No, ‘Kidnap’ Isn’t Just ‘Taken’ With A Woman & The Difference Is Key To Halle Berry
"You took the wrong kid," Halle Berry's character, Karla, passionately declares in the upcoming movie Kidnap. The intense, action-packed movie, out Aug. 4, follows a single mother trying to rescue her son, Frankie, after he gets kidnapped. To some, this might sound similar to Liam Neeson's 2008 movie Taken, but while chatting with Bustle, Halle Berry assures me that Kidnap isn't just a female Taken.
"What makes this movie different is you have a woman, you have a mother who is saving the day, and she does it in her own feminine, everyday mother way," Berry tells me over the phone. "Liam Neeson was this trained assassin. He’s a man. He’s got his sensibilities. And in this you get to see how a woman would save the day, and I think that makes it vastly different."
The 50-year-old actor says that Kidnap and Taken are similar in the way that "many movies are similar to other movies," but she makes the differences clear.
"We look to typically, ‘Dad saves the day.' Like, there’s danger, call dad, but I happen to know that’s not true," Berry says. "Women are often the pillars of their family and they’re the ones who handle so many aspects of family life, and I really feel like if you put a mother’s child in danger, I think there’s no limits to what she would do. Now, she might die trying, but there you go. There’s no limit that she wouldn’t go to try to save her child, and that’s our star of this show, Karla."
Berry recognizes that far too often there are certain limitations put on women, including when it comes to mothers and their capabilities. Just like Neeson demonstrated in Taken as a father who pursued his daughter's kidnappers, audiences will get to see Karla do the same.
As both a woman and a mother of two children, Berry was attracted to Karla for a number of reasons, but the way her character is presented drew her in immensely. From start to finish, Karla endures high-speed car chases (in a mini-van), doesn't avoid blood, cuts, or bruises, and puts herself in risky situations for the sake of her child. "I liked it because the movie sort of signifies female empowerment," Berry says.
Karla's journey affected Berry greatly when she first took a look at the story. "Well, I think as a mom, when I first read this script, it was horrifying," she says. "I mean, my worst nightmare was now written on paper. To think that you could see your child snatched close enough to see them, but too far to do anything about it was just, I think, probably the most frightening thing a parent could experience."
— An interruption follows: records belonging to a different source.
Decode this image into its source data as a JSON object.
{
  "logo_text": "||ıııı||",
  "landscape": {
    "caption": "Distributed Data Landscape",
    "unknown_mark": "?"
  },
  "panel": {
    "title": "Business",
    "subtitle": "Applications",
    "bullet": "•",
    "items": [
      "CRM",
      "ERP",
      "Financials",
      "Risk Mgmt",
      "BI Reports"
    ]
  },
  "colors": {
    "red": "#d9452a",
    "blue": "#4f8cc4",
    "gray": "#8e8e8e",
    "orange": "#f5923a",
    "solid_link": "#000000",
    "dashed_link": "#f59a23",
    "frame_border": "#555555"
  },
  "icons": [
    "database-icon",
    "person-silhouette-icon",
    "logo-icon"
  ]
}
Knowing what it's like to be a mother who would do anything to protect to her children contributed to Berry's performance. "I knew that I would have all the emotions on the ready to create the character, because it’s so real for me."
Naturally, Berry's own kids' safety is something she thinks about a lot. But she takes things to the next level by doing physical training specifically to be prepared if her son or daughter ever need saving.
"I do [hand combat training and martial arts] to be, you know, I have two kids and I always want to be prepared for whatever situation I might get into," she says. "I want to be able to know I can carry them out of a fire, I can save them if they’re drowning, I can defend them if someone attacks us. I want to have a fighting chance. So, I always try to stay up on all kinds of forms of self-defense in order to protect my kids and myself."
Berry shows off a few of her fighting skills as Karla, but it's important to note that Karla isn't only a badass, she is also vulnerable. When her fears and emotions are put on display, it makes the character whole.
"I feel empowered by that," Berry says about playing a multidimensional female character, "because what I think I do onscreen, yeah, it might be badass, but I think it’s what every mother would do." She adds, "It’s really just celebrating more of what’s inside every mother, every parent, being man or woman, actually, but especially the heart of a mother."
The way Kidnap puts a single mom at the front and center of its story is something Berry appreciates. "I love that this is an everyday, ordinary mom, who, when the chips were down, a hero was born within her, because she had to save her child. It just speaks to the love of a mother and how far mothers will go."
Basically, don't ever underestimate moms — both Karla and Halle included.